D-Link is urging customers to replace its now obsolete line of DIR-865L Wireless Routers in reaction to a recently discovered critical command-injection bug that leaves users open to a denial-of-service attack.
The routers, first introduced in 2013, reached end-of-life support in Feb. 2016. In Aug. 2018, D-Link released a patch (1.20B01 beta) to address multiple security bugs. On Friday, Palo Alto Networks’ Unit 42 researchers publicly disclosed six additional bugs – one rated critical and five rated high severity.
“The vulnerabilities were found in the DIR-865L model of D-Link routers, which are meant for home network use,” researchers wrote. “The current trend towards working from home increases the likelihood of malicious attacks against home networks, which makes it even more imperative to keeping our networking devices updated.”
D-Link also notified customers of what it classified as “alleged” flaws found by the Unit 42 team. “The product has reached End of Life/End of Support (EOS), and there is no more extended support or development for them,” it wrote. Nevertheless, the company did release a “beta” patch (v1.20B01Beta01) on May 26, 2020.
“Owners of the DIR-865L who use this product beyond EOS, at their own risk, should manually update to the latest firmware. These beta releases are a result of investigating and understanding the report and out complete investigation of the entire family of products that may be affected. Firmware released after EOS is a standard operating procedure,” D-Link’s advisory warns.
According to the advisory, the D-Link patch only fixes three bugs found by Unit 42; the cross-site scripting bug (CVE-2020-13786), inadequate encryption strength (CVE-2020-13785) and one of the cleartext storage of sensitive information flaws (CVE-2020-13786).

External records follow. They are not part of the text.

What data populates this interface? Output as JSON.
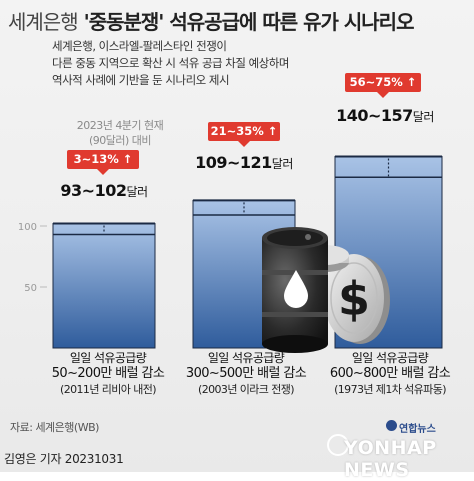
{
  "header": {
    "title_lead": "세계은행",
    "title_main": "'중동분쟁' 석유공급에 따른 유가 시나리오",
    "subtitle_lines": [
      "세계은행, 이스라엘-팔레스타인 전쟁이",
      "다른 중동 지역으로 확산 시 석유 공급 차질 예상하며",
      "역사적 사례에 기반을 둔 시나리오 제시"
    ]
  },
  "chart_data": {
    "type": "bar",
    "ylim": [
      0,
      160
    ],
    "yticks": [
      50,
      100
    ],
    "baseline": {
      "value": 90,
      "label_lines": [
        "2023년 4분기 현재",
        "(90달러) 대비"
      ]
    },
    "scenarios": [
      {
        "range_label": "93~102",
        "unit": "달러",
        "low": 93,
        "high": 102,
        "increase_label": "3~13%",
        "cut_label": "일일 석유공급량",
        "cut_amount": "50~200만 배럴 감소",
        "precedent": "(2011년 리비아 내전)"
      },
      {
        "range_label": "109~121",
        "unit": "달러",
        "low": 109,
        "high": 121,
        "increase_label": "21~35%",
        "cut_label": "일일 석유공급량",
        "cut_amount": "300~500만 배럴 감소",
        "precedent": "(2003년 이라크 전쟁)"
      },
      {
        "range_label": "140~157",
        "unit": "달러",
        "low": 140,
        "high": 157,
        "increase_label": "56~75%",
        "cut_label": "일일 석유공급량",
        "cut_amount": "600~800만 배럴 감소",
        "precedent": "(1973년 제1차 석유파동)"
      }
    ],
    "colors": {
      "bar_top": "#a9c3e6",
      "bar_bottom": "#2f5c9c",
      "badge": "#e03a2f",
      "outline": "#1b2a44"
    }
  },
  "footer": {
    "source": "자료: 세계은행(WB)",
    "byline": "김영은 기자  20231031",
    "logo_kr": "연합뉴스",
    "logo_en": "YONHAP NEWS"
  },
  "icons": [
    "oil-barrel-icon",
    "oil-drop-icon",
    "dollar-coin-icon",
    "up-arrow-icon"
  ]
}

The most serious of the bugs is the critical command-injection (CVE-2020-13782) vulnerability. “The web interface for this router is controlled by the backend engine called cgibin.exe. Most requests for web pages are sent to this controller. If a request for scandir.sgi is made, a malicious actor can inject arbitrary code to be executed on the router with administrative privileges,” researchers wrote.
Those admin privileges can be pilfered via chaining a second high-severity bug (CVE-2020-13786), found by Unit 42. This second bug, patched by D-Link in May, allows an attacker to steal active session cookie via the admin’s web page, which are vulnerable to a cross-site request forgery attack, researchers said.

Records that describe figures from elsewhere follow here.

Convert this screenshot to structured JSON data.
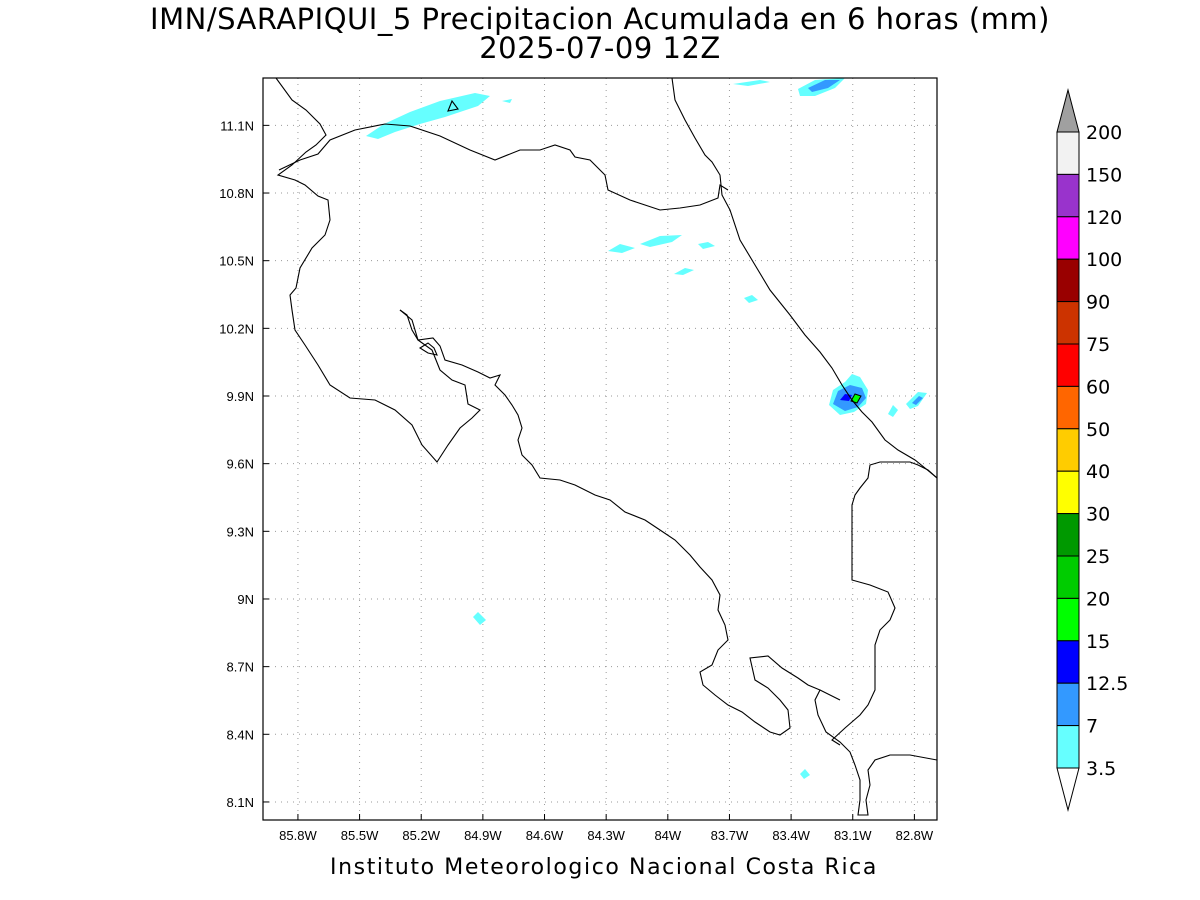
{
  "title": {
    "line1": "IMN/SARAPIQUI_5 Precipitacion Acumulada en 6 horas (mm)",
    "line2": "2025-07-09 12Z"
  },
  "footer": "Instituto Meteorologico Nacional Costa Rica",
  "map": {
    "lon_range": [
      -85.97,
      -82.69
    ],
    "lat_range": [
      8.02,
      11.31
    ],
    "lon_ticks": [
      {
        "v": -85.8,
        "label": "85.8W"
      },
      {
        "v": -85.5,
        "label": "85.5W"
      },
      {
        "v": -85.2,
        "label": "85.2W"
      },
      {
        "v": -84.9,
        "label": "84.9W"
      },
      {
        "v": -84.6,
        "label": "84.6W"
      },
      {
        "v": -84.3,
        "label": "84.3W"
      },
      {
        "v": -84.0,
        "label": "84W"
      },
      {
        "v": -83.7,
        "label": "83.7W"
      },
      {
        "v": -83.4,
        "label": "83.4W"
      },
      {
        "v": -83.1,
        "label": "83.1W"
      },
      {
        "v": -82.8,
        "label": "82.8W"
      }
    ],
    "lat_ticks": [
      {
        "v": 11.1,
        "label": "11.1N"
      },
      {
        "v": 10.8,
        "label": "10.8N"
      },
      {
        "v": 10.5,
        "label": "10.5N"
      },
      {
        "v": 10.2,
        "label": "10.2N"
      },
      {
        "v": 9.9,
        "label": "9.9N"
      },
      {
        "v": 9.6,
        "label": "9.6N"
      },
      {
        "v": 9.3,
        "label": "9.3N"
      },
      {
        "v": 9.0,
        "label": "9N"
      },
      {
        "v": 8.7,
        "label": "8.7N"
      },
      {
        "v": 8.4,
        "label": "8.4N"
      },
      {
        "v": 8.1,
        "label": "8.1N"
      }
    ],
    "grid": true,
    "colorbar": {
      "top_arrow_color": "#a0a0a0",
      "bottom_arrow_color": "#ffffff",
      "bins": [
        {
          "color": "#f2f2f2",
          "label": "200"
        },
        {
          "color": "#9933cc",
          "label": "150"
        },
        {
          "color": "#ff00ff",
          "label": "120"
        },
        {
          "color": "#990000",
          "label": "100"
        },
        {
          "color": "#cc3300",
          "label": "90"
        },
        {
          "color": "#ff0000",
          "label": "75"
        },
        {
          "color": "#ff6600",
          "label": "60"
        },
        {
          "color": "#ffcc00",
          "label": "50"
        },
        {
          "color": "#ffff00",
          "label": "40"
        },
        {
          "color": "#009900",
          "label": "30"
        },
        {
          "color": "#00cc00",
          "label": "25"
        },
        {
          "color": "#00ff00",
          "label": "20"
        },
        {
          "color": "#0000ff",
          "label": "15"
        },
        {
          "color": "#3399ff",
          "label": "12.5"
        },
        {
          "color": "#66ffff",
          "label": "7"
        }
      ],
      "bottom_label": "3.5"
    }
  }
}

D-Link’s DIR-865L Wireless AC 1750 had previously been singled out in research by Independent Security Evaluators at the hacker convention DEF CON 2014. Researchers lumped the router into a group of 13 popular SOHO Wi-Fi routers open to some sort of local or remote attack.
In lieu of replacing hardware, or the availability of patches for all bugs, Unit 42 researchers recommend configuring routers to “default all traffic to HTTPS to defend against session hijacking attacks” and changing the router’s time zone to defend against malicious actors who are “calculating the randomly generated session id.”